“I will confess to being a parent that has been frustrated by how slow our schools have been to open, and I do believe that the UFT has been a significant reason why our schools have been slow to open,” Andrew Yang told Politico last week.
Coming in the midst of my grief and outrage over the racist Atlanta hate killings against our AAPI community, this statement by a fellow New York City mayoral candidate was almost one thing too much more to process. But I couldn’t let it go. Yes, there is a valid need for improvement in our educational system. But there is a greater need for an inclusive and unifying leadership that will foster innovation, efficiency and preparedness for the future. Yang’s statement troubles me.
I am dismayed by and strenuously object to Andrew Yang’s statement about the UFT, the union that represents our educators.
Let me start with a story.
When I was a kid, my mother raised a massive bed of peonies that lined the rear of our home. If you know peonies, they come into magnificent bloom in May and June as the school year is ending. And if you know anything about Asian culture, we have a reverence and respect for teachers.
So each year, my mother would carefully cut stems of these huge, delicate and fragrant flowers and carefully arrange them for me to bring to school. I remember the first year, my little arms so loaded that I could barely see over the top, excited to deliver my gift. But as soon I entered the schoolyard, curious looks were followed by titters . “Teacher’s pet. Nerd. Chink. Suck-up. Go back to China.” By the time I reached my homeroom, I zombie-walked to my teacher with the bouquet which filled her desk, whispering a mother-ordered, “Thank you.” And I scurried back to my desk, afraid to meet my classmates’ furious eyes, cheeks aflame with shame and embarrassment. I did this for one or two more years before I begged my mother to let me stop.
But even today, I remember the teachers’ eyes, their surprise and delight. Since then, as an adult whose first job was teaching music and as a friend to many career educators in this city, I know the importance and impact of a small thank you to a teacher.
When Yang attacked UFT, I felt it as an attack on all teachers. Nearly 80 teachers have died and many more have fallen ill since COVID reached NYC last year. Our 120,000 educators struggled with changing winds of remote learning, just as our students did. Just like those of us working from home, they also juggled responsibilities for their own children, parents and family members. And each educator carried the burden of up to 120 students, their well-being and their educational progress though impossible conditions.
I know how hard teachers work from my two years’ service on the School Leadership Team (SLT) at Brooklyn Technical High School, where one of my sons had the privilege of attending. And I brought my resolve to stand for our educators and students to our fight over the Principal C-30, the DOE’s broken process for choosing Principals. You can see the full text of our letter to the Chancellor here.
Sure, the UFT has room to improve. I have had the privilege of participating in meetings of MORE UFT, the dissident caucus of the UFT and have felt their pain and heard their complaints. But at the root is a crippling dysfunction between the Mayor’s office and the DOE leadership. This must end.

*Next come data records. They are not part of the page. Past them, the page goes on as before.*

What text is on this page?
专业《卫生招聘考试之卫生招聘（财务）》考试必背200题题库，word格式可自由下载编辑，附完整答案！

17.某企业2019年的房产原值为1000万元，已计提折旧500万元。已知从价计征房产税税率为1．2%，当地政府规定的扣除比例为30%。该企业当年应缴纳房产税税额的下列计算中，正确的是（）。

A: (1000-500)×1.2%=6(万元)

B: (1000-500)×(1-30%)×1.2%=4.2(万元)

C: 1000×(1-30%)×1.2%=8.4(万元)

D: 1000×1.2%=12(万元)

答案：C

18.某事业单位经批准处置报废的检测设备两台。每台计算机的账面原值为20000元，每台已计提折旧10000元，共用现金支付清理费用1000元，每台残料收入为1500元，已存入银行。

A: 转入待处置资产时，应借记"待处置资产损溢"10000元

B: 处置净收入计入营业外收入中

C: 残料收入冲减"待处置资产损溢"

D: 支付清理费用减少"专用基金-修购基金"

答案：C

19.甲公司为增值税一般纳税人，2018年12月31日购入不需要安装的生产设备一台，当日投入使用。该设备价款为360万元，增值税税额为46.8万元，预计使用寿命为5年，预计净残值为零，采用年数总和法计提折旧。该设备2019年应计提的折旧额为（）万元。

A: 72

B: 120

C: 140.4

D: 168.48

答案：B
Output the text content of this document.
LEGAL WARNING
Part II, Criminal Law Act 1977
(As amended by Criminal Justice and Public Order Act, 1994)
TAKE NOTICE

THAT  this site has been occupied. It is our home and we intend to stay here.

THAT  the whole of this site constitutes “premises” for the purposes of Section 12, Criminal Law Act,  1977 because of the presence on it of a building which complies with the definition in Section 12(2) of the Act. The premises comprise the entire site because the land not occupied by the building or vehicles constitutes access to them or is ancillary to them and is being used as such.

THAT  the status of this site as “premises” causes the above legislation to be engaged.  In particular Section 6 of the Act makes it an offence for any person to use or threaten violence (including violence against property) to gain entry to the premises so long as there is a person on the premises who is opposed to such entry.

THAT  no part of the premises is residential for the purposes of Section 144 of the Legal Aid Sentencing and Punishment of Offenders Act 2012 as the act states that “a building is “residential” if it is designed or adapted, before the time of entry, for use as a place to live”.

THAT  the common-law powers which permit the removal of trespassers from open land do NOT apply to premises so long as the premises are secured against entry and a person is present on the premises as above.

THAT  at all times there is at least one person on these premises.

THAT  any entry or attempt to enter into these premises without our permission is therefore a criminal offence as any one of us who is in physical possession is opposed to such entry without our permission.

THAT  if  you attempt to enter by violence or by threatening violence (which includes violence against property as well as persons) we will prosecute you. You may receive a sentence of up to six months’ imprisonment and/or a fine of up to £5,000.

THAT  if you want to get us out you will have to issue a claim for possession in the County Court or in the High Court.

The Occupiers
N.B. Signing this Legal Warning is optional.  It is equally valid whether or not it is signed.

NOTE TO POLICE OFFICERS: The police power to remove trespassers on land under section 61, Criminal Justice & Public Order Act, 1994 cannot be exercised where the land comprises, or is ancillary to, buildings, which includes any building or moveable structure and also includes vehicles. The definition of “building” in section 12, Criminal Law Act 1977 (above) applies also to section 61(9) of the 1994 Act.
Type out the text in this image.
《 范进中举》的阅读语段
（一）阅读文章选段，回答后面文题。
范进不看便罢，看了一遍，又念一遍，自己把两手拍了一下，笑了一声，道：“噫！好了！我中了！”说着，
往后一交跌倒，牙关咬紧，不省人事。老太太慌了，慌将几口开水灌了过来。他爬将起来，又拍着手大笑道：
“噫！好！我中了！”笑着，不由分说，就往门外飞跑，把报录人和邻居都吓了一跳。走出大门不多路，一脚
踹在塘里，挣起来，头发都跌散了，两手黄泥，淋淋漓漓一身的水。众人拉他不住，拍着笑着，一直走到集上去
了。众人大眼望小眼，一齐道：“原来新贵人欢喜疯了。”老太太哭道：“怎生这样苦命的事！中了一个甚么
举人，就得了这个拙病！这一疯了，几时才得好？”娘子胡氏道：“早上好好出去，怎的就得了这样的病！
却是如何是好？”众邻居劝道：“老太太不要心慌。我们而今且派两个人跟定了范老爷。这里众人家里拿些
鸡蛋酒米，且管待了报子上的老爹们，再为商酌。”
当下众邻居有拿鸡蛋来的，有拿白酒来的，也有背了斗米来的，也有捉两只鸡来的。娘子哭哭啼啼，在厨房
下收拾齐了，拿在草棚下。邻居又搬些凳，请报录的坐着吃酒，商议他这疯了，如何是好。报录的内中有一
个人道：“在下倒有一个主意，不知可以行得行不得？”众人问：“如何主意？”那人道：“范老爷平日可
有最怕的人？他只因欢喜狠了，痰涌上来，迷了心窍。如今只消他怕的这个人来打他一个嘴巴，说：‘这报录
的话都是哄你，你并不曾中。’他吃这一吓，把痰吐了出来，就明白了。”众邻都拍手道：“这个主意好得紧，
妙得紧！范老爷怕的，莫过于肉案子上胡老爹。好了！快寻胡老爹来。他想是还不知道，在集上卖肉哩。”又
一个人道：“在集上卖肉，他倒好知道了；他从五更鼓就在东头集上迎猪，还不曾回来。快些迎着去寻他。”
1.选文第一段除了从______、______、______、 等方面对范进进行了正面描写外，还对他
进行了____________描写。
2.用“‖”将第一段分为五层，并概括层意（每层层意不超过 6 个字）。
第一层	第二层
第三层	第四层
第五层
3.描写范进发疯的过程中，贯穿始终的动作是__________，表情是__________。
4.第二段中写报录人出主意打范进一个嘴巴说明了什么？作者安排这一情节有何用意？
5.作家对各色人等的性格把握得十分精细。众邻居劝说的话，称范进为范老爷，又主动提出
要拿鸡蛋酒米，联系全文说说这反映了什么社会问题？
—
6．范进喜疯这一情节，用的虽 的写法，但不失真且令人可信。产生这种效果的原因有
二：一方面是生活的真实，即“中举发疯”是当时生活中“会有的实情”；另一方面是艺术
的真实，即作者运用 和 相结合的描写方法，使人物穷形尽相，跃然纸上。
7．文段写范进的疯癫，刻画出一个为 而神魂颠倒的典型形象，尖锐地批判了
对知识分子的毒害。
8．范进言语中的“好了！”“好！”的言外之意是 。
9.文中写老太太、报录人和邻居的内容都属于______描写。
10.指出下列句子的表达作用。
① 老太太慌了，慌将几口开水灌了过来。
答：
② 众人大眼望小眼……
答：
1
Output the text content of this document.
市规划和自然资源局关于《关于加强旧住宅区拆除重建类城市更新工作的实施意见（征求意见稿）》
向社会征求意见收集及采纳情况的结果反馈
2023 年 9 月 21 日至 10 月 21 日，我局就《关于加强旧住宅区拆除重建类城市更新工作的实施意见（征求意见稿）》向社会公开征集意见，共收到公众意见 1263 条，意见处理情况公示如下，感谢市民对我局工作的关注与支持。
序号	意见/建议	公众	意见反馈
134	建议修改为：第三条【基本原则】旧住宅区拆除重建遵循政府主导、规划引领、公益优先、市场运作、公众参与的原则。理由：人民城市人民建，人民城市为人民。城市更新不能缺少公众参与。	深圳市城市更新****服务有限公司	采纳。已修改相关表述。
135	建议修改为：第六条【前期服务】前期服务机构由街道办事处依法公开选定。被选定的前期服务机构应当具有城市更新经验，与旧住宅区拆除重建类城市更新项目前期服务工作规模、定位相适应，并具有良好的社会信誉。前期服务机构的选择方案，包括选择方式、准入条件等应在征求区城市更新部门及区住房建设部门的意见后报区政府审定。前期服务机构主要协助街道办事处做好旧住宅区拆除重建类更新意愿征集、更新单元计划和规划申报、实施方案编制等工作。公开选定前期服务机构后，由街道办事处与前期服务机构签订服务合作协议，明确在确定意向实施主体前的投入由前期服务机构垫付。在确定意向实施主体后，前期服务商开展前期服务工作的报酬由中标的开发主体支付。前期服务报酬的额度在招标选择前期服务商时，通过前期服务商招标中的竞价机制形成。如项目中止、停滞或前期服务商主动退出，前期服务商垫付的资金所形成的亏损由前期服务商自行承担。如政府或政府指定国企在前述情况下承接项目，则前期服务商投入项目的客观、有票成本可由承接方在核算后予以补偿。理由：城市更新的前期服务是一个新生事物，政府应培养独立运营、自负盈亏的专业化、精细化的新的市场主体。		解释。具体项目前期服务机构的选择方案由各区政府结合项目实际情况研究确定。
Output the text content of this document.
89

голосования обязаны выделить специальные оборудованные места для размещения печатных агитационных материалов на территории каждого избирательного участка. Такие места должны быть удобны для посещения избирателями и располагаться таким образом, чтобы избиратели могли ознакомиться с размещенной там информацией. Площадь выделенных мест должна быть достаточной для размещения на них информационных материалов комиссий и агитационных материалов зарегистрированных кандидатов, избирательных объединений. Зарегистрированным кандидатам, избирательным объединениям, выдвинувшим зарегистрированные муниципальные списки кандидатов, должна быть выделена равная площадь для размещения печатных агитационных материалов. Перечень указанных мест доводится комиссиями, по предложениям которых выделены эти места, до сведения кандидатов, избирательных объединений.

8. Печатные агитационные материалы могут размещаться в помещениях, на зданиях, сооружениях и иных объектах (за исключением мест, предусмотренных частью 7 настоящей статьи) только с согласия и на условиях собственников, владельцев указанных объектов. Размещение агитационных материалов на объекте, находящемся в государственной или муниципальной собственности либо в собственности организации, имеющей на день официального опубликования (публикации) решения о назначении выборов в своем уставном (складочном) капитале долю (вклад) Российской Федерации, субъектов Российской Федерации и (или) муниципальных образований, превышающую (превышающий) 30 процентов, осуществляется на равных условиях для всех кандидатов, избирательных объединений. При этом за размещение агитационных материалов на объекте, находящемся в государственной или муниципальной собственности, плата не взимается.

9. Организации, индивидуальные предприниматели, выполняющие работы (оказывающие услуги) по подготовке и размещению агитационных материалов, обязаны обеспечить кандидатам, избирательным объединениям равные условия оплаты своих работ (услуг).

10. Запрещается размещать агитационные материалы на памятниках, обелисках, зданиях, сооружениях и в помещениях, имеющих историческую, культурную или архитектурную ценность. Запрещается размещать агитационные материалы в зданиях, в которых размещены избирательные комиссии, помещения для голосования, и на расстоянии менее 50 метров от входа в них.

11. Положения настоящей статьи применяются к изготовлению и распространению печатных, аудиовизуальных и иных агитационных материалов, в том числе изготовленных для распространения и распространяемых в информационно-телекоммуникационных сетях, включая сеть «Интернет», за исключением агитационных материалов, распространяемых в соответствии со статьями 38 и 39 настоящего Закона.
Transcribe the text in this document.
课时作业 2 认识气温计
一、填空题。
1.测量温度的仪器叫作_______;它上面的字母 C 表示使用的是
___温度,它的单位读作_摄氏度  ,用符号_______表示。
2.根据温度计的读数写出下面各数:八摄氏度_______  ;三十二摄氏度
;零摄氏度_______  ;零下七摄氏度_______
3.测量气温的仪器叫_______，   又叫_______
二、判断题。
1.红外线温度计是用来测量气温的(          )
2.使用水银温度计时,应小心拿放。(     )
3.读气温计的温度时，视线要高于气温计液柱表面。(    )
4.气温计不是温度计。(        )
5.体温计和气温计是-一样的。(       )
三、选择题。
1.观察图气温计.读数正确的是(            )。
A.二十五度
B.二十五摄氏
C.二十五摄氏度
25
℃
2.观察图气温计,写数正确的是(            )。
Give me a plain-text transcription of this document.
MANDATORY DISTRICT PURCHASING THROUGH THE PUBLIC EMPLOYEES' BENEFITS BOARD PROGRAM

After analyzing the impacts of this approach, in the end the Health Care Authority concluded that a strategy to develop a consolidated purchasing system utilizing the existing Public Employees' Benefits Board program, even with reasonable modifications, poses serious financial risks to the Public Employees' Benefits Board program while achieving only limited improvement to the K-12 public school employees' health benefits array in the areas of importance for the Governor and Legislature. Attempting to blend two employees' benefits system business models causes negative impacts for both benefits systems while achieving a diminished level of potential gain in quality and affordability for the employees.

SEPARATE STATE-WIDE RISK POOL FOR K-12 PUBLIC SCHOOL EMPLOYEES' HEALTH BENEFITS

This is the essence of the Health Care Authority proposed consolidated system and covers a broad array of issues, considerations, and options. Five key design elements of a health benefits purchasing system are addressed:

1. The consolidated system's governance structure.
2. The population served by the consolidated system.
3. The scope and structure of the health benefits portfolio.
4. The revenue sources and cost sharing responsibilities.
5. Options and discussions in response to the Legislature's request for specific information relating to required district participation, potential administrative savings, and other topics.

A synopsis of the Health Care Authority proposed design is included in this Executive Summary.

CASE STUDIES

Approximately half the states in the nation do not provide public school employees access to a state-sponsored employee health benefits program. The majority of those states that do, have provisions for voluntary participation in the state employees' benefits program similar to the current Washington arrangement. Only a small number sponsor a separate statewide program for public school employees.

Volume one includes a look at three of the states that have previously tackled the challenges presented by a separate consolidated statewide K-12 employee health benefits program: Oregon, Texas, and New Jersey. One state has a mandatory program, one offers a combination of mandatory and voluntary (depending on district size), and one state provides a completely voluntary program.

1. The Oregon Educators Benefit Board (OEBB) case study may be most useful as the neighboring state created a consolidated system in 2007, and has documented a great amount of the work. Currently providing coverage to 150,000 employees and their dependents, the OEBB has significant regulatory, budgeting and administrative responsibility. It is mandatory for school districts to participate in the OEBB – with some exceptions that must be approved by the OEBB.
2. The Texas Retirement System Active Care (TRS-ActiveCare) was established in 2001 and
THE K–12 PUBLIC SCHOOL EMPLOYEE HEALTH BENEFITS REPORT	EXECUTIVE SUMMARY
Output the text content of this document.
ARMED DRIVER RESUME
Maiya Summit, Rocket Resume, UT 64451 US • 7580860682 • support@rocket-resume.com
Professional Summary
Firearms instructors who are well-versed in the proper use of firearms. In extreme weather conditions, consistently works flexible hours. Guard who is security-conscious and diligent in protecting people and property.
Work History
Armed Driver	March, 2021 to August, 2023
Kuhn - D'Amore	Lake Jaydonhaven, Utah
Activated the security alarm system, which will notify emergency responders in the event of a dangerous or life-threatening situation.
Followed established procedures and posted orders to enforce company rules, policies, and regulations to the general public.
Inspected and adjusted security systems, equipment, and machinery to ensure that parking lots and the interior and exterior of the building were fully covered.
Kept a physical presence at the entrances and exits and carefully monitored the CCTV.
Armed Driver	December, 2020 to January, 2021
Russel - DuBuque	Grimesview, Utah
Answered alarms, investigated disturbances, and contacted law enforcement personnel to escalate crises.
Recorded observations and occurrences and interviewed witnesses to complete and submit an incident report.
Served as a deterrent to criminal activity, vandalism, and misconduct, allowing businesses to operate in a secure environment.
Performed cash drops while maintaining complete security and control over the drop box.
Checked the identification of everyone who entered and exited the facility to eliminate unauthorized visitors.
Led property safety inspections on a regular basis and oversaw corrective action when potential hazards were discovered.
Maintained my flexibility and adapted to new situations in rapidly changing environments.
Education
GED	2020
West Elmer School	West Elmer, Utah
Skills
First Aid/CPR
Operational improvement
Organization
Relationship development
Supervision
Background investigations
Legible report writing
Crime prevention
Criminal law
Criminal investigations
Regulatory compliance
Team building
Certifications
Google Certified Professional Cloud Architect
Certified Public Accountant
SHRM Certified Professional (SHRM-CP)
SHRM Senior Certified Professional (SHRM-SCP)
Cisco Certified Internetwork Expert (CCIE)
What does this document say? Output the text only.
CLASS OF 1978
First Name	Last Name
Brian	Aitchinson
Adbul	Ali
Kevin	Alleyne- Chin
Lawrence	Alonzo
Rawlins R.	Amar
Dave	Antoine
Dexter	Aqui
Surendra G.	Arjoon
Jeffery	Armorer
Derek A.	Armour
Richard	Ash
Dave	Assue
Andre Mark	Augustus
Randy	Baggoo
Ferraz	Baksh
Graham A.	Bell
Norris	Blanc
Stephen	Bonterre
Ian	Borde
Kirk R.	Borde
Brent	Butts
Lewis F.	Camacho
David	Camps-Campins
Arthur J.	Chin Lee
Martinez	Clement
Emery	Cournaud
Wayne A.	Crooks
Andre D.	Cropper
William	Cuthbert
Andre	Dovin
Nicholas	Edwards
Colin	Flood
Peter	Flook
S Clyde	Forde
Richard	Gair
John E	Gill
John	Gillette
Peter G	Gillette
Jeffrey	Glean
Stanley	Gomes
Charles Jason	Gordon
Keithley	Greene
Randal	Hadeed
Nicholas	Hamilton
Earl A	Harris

This is the outcome of an executive approach infused with politics instead of management. Prioritizing ideology over pragmatism. Valuing decision-making over collaboration. Solving problems piecemeal over holistic approaches. The end result? The reactive and punitive City Hall we suffer with today. The next Mayor must fix this.
As a parent and fierce advocate for New York City, my Spidey-sense is alerted when someone displays early tendencies of the current Mayor as Yang has done.
I don’t want a City Hall run by someone who doesn’t show partnership and co-ownership. We already have a City Hall that doesn’t take ownership and responsibility for the whole City. We don’t need another one. We already have a Mayor who blames others for the bad and takes sole credit for the good. We don’t need another one. We already have a Mayor who fails to recognize that the buck stops on his desk. We don’t need another one.
We need a Mayor who moves forward to make positive changes with the tools at their disposal. And then creates some more. I will be that Mayor.
Unions are critical partners in our city’s recovery. I will be the mayor who takes the opportunity to forge a new labor-management relationship. In education the tools are abundant if you are willing to leverage the collective intelligence of the 75,000 frontline UFT educators. My North Star is the Labor-Management Partnership at Kaiser Permanente. My work helping SEIU 775’s Training Partnership create Carina.org inspires me about the future possibilities when we add families to the labor-management partnership.
My son will graduate from Brooklyn Tech in June filled with confidence and curiosity. He credits Tech’s intellectual and human diversity and the faculty, who have forever raised the bar on what teaching will mean to him. I wish I had a peony to give every one of his teachers. I can say loudly, “Thank you for all that you do.” I can say that I fight for the people who fight for our students, our educators.